Use soluções antivírus confiáveis
Existem ferramentas de segurança voltadas para o Android que ajudam a detectar e remover ameaças como RATs. Mantenha o sistema operacional sempre atualizado.
Restaurar o celular como última alternativa
Se você suspeita de infecção por malware e não consegue removê-lo, o ideal é desconectar o dispositivo da internet imediatamente e considerar restaurar o aparelho para os padrões de fábrica.
Especialistas alertam para profissionalização do crime digital

A evolução de malwares como o GhostSpy revela uma nova realidade no universo dos golpes digitais. Com plataformas SaaS, os cibercriminosos se organizam de forma quase empresarial, com planos de assinatura, suporte técnico e marketing.
“Estamos vivendo a era da profissionalização dos golpes”, afirma um analista da Zenox. “Mesmo usuários com pouco conhecimento técnico conseguem, hoje, adquirir ferramentas sofisticadas e causar grandes prejuízos.”
O alerta, portanto, é claro: a segurança digital precisa ser tratada como prioridade, especialmente em um país como o Brasil, que lidera rankings de ataques cibernéticos na América Latina.
Conclusão
O GhostSpy representa uma nova geração de ameaças cibernéticas, com alto poder de invasão e capacidade de disseminação.
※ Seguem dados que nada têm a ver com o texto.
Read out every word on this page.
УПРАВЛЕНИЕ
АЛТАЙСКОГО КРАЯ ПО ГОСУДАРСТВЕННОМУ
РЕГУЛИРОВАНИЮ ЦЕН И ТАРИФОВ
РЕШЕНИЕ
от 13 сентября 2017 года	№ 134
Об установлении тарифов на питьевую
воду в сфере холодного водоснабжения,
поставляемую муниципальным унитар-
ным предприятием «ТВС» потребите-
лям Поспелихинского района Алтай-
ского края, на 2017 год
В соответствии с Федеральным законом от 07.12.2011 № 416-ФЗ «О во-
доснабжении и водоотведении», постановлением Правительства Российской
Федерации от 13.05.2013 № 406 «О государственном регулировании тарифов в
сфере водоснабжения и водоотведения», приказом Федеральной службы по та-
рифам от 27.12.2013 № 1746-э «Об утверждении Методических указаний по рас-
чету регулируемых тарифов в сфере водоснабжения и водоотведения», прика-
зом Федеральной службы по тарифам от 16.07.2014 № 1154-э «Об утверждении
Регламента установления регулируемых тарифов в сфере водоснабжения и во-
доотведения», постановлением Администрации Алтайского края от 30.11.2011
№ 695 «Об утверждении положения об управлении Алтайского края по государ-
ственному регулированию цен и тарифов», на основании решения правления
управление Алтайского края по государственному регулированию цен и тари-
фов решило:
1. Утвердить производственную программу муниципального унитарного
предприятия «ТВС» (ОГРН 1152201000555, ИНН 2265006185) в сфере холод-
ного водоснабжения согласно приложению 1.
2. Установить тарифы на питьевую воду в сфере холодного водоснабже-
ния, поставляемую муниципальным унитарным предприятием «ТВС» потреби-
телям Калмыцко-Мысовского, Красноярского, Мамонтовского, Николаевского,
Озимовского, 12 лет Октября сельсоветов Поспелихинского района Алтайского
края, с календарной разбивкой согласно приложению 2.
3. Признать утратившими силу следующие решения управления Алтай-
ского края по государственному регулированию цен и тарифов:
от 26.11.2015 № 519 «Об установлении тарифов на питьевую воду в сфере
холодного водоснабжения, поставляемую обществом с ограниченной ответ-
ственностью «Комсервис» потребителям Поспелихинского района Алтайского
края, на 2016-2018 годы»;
A combinação entre tecnologia avançada, modelo de SaaS e anonimato dos criminosos cria um cenário preocupante para usuários e autoridades.
Estar atento aos sinais, adotar boas práticas de segurança e manter o sistema atualizado são as principais barreiras contra ataques como esse. Em um mundo cada vez mais digital, a prevenção é a única defesa realmente eficaz.